ABUL RIZVI. Questions for Dutton on his record border protection failure.

Feb 18, 2019

The mainstream media (other than The Australian, The Daily Telegraph, Herald-Sun, Daily Mail, Sky News After Dark, Alan Jones, Ray Hadley and their ilk who usually obsess about border protection) has at last picked up on Dutton’s failure to secure our borders. Dutton now holds the record as the Immigration Minister under whom Australia received the largest number of non-genuine asylum applications (see here and here). It is time now to ask Dutton more detailed questions on what he has done about this over the last three years and what he will now do given he has failed to stem the surge?  

The current surge in onshore asylum seekers started around three years ago when applications doubled from 9,554 in 2015-16 to 18,290 in 2016-17 and 27,931 in 2017-18 (we do not know if this trend has continued in 2018-19 as Home Affairs will not release the data). Previous articles on this from last year give some background to how this may have come about (see here). (NB Onshore asylum seekers are a different cohort to overstayers. The former are legally in Australia while the latter have overstayed their visa.)

So when did the relevant junior officers in Home Affairs alert the Home Affairs leadership to the start of this surge and what did the Home Affairs leadership then do about it? What strategies did they put in place to address the surge and what (limited) impact did these strategies have?

Given the importance of border protection to this Government, when did the Home Affairs leadership advise Dutton of the surge and did Dutton take the matter to the National Security Committee (NSC) of Cabinet. When did he advise NSC of the massive surge in asylum seekers who are in the community, most of whom have not had their criminal records checked by Government and will not have it checked for months if not years? If NSC was not advised, why not? If it was advised, what did it decide should be done and why did its actions fail to stem the surge?

When did Home Affairs first identify and investigate the travel agents in Malaysia and China most associated with the visitors from these countries who subsequently applied for asylum? When did Home Affairs first identify and investigate the migration agents and labour supply companies in Australia who were organising the asylum applications onshore? When did Home Affairs first identify and investigate the employers in Australia for whom these asylum seekers are working? When did Home Affairs first identify and analyse the patterns in asylum claims being used?

What is now the size and age profile of the backlog of asylum seeker applications – at the primary decision stage, at review, seeking Ministerial Intervention, in the community but not yet located, located and in detention, removed and/or departed from the time the surge started?

What has Home Affairs done to deal with the backlog more quickly; when did these actions start and how effective have they been? What additional resources have been allocated to deal with the backlog, at both the front end and the back end to ensure the backlog stops growing? What additional resources have been allocated to the AAT to deal with its growing backlog of asylum applications and the major flow-on to the AAT that is still to come from the surge in 2016-17 and 2017-18?

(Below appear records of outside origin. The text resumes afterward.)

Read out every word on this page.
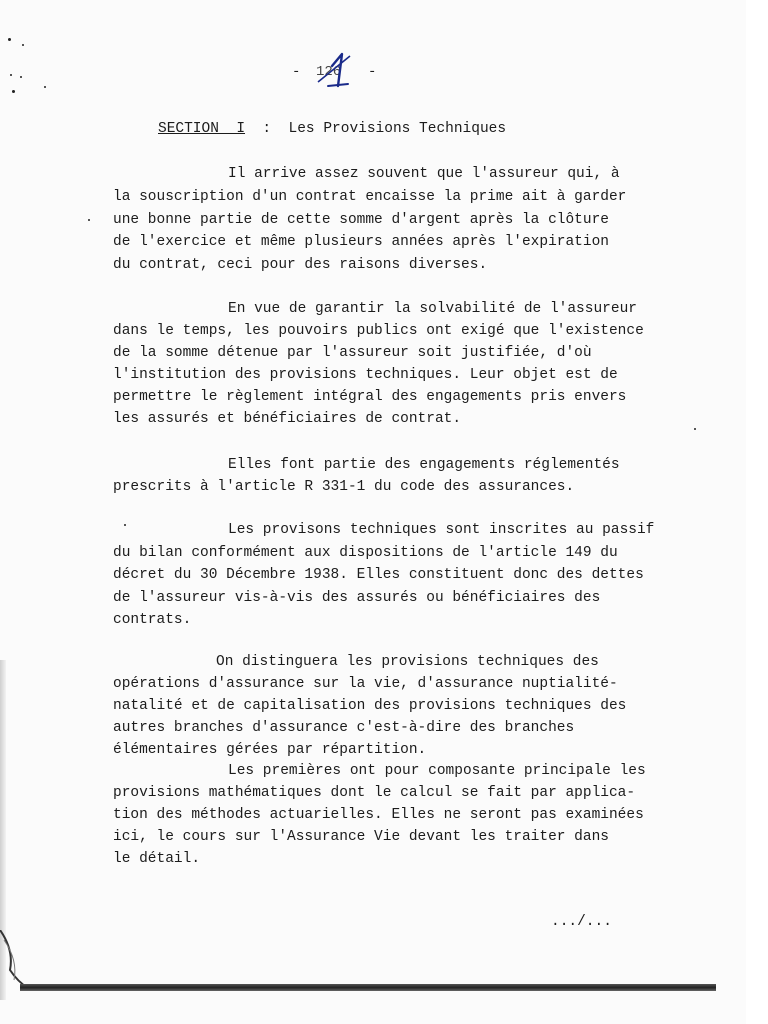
- 126 -
SECTION  I : Les Provisions Techniques
Il arrive assez souvent que l'assureur qui, à
la souscription d'un contrat encaisse la prime ait à garder
une bonne partie de cette somme d'argent après la clôture
de l'exercice et même plusieurs années après l'expiration
du contrat, ceci pour des raisons diverses.
En vue de garantir la solvabilité de l'assureur
dans le temps, les pouvoirs publics ont exigé que l'existence
de la somme détenue par l'assureur soit justifiée, d'où
l'institution des provisions techniques. Leur objet est de
permettre le règlement intégral des engagements pris envers
les assurés et bénéficiaires de contrat.
Elles font partie des engagements réglementés
prescrits à l'article R 331-1 du code des assurances.
Les provisons techniques sont inscrites au passif
du bilan conformément aux dispositions de l'article 149 du
décret du 30 Décembre 1938. Elles constituent donc des dettes
de l'assureur vis-à-vis des assurés ou bénéficiaires des
contrats.
On distinguera les provisions techniques des
opérations d'assurance sur la vie, d'assurance nuptialité-
natalité et de capitalisation des provisions techniques des
autres branches d'assurance c'est-à-dire des branches
élémentaires gérées par répartition.
Les premières ont pour composante principale les
provisions mathématiques dont le calcul se fait par applica-
tion des méthodes actuarielles. Elles ne seront pas examinées
ici, le cours sur l'Assurance Vie devant les traiter dans
le détail.
.../...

What additional resources have been allocated to locating failed asylum seekers? Has additional detention centre space been set aside to accommodate failed asylum seekers who are located and awaiting removal as clearly the Christmas Island detention centre cannot be used for this purpose? What arrangements have been put in place with the Malaysian and Chinese authorities to streamline removal processes?

What is the overall estimate of the additional cost Government will incur to deal with its negligence in not dealing with the problem earlier? Will this cost be in the hundreds of millions of dollars or will it be greater than a billion dollars (or more)? A breakdown of these estimates would help the Australian public understand the issue better?

If the backlog is still growing, what is the Government’s timeframe and estimate of the size of the backlog when it is forecast to peak and when (ie in which year) does the Government estimate it will have reached a point where it considers the bulk of the failed asylum seekers will have been removed?

What does the Government propose to do about the massive backlogs in other visa application types that are contributing to the problem by attracting the spivs; carpetbaggers and people smugglers?

Given the widespread inefficiencies and low morale amongst visa processing staff in Home Affairs, due largely to poor leadership, does the Government consider it can ever get on top of the asylum seeker application backlog? Or is it inevitable Australia will become more like Europe and the US with a large and growing permanent underclass of failed asylum seekers living in the community?

When will the Government ask the Auditor-General to investigate the full extent of the negligence of the Home Affairs Department?

Abul Rizvi was a senior official in the Department of Immigration from the early 1990s to 2007 when he left as Deputy Secretary. He was awarded the Public Service Medal and the Centenary Medal for services to development and implementation of immigration policy, including in particular the reshaping of Australia’s intake to focus on skilled migration. He is currently doing a PhD on Australia’s immigration policies.